Każdy może teraz oddychać atmosferą Alp. Szwajcar uruchomił nietypowy startup: szwajcarska firma Alpine Air zaczęła handlować górskim powietrzem przez Internet.
"Każdego roku turyści przyjeżdżają do szwajcarskich Alp, aby cieszyć się orzeźwiającymi widokami i oddychać najczystszym górskim powietrzem", mówi szwajcarska strona internetowa Air Alpine. "To tylko eksport świeżego powietrza, które mamy, już eksportujemy szwajcarską wodę z górskich źródeł, czekoladę i sery, więc dlaczego nie eksportować czystego powietrza? To najlepsze powietrze na świecie ".Na stronie można kupić kanister, w którym pompuje się około 7 litrów górskiego powietrza alpejskiego - około 120 oddechów lub 10 minut wdechu. Każdy cylinder, którego cena wynosi 21 dolarów (1200 rubli), jest wyposażony w indywidualną maskę..
Teraz przedsiębiorczy Szwajcarzy ze wsi Edlibach (kanton Zug) szukają inwestorów do swojego projektu. Na stronie internetowej firmy zasugerowano, że głównymi nabywcami górskiego powietrza będą Chińczycy, którzy szczególnie często stykają się z problemem zanieczyszczenia powietrza..

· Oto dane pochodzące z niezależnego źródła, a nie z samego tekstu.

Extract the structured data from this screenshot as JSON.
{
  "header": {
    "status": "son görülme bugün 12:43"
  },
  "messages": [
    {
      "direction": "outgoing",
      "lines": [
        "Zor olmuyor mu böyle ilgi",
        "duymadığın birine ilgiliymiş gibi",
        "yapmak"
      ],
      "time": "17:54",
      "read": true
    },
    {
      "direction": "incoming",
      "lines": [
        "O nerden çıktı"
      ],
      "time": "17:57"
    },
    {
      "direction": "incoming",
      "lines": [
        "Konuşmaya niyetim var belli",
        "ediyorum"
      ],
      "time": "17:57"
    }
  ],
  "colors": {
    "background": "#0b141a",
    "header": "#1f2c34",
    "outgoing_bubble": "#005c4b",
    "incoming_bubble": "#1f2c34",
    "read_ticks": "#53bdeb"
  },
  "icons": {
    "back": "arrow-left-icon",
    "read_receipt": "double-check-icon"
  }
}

Jednocześnie koncepcja "alpejskiej świeżości" już dawno stała się powszechnie znana i jest aktywnie wykorzystywana w branży reklamowej, co wyraźnie ułatwi zadanie specjalistów od marketingu młodej szwajcarskiej firmy.
Chociaż nie jest to pierwszy taki projekt i próba zarobienia pieniędzy na Chińczykach: w 2015 roku kanadyjska firma Vitality Air zaczęła handlować powietrzem zgromadzonym w Górach Skalistych Kanady. Pierwsza partia pięciuset cylindrów została sprzedana w cztery dni. Handlowcy lotniczy z Ameryki Północnej z powodzeniem prowadzą dziś swoją działalność.
W 1929 r. Sowiecki pisarz Aleksander Belyaev opublikował powieść science fiction "Air Seller". W swojej opowieści angielski biznesmen Bailey zaczął skraplać atmosferyczne powietrze w tajnej fabryce w Jakucji, a gdy świat zaczął go brakować, uczynił tlen towarem.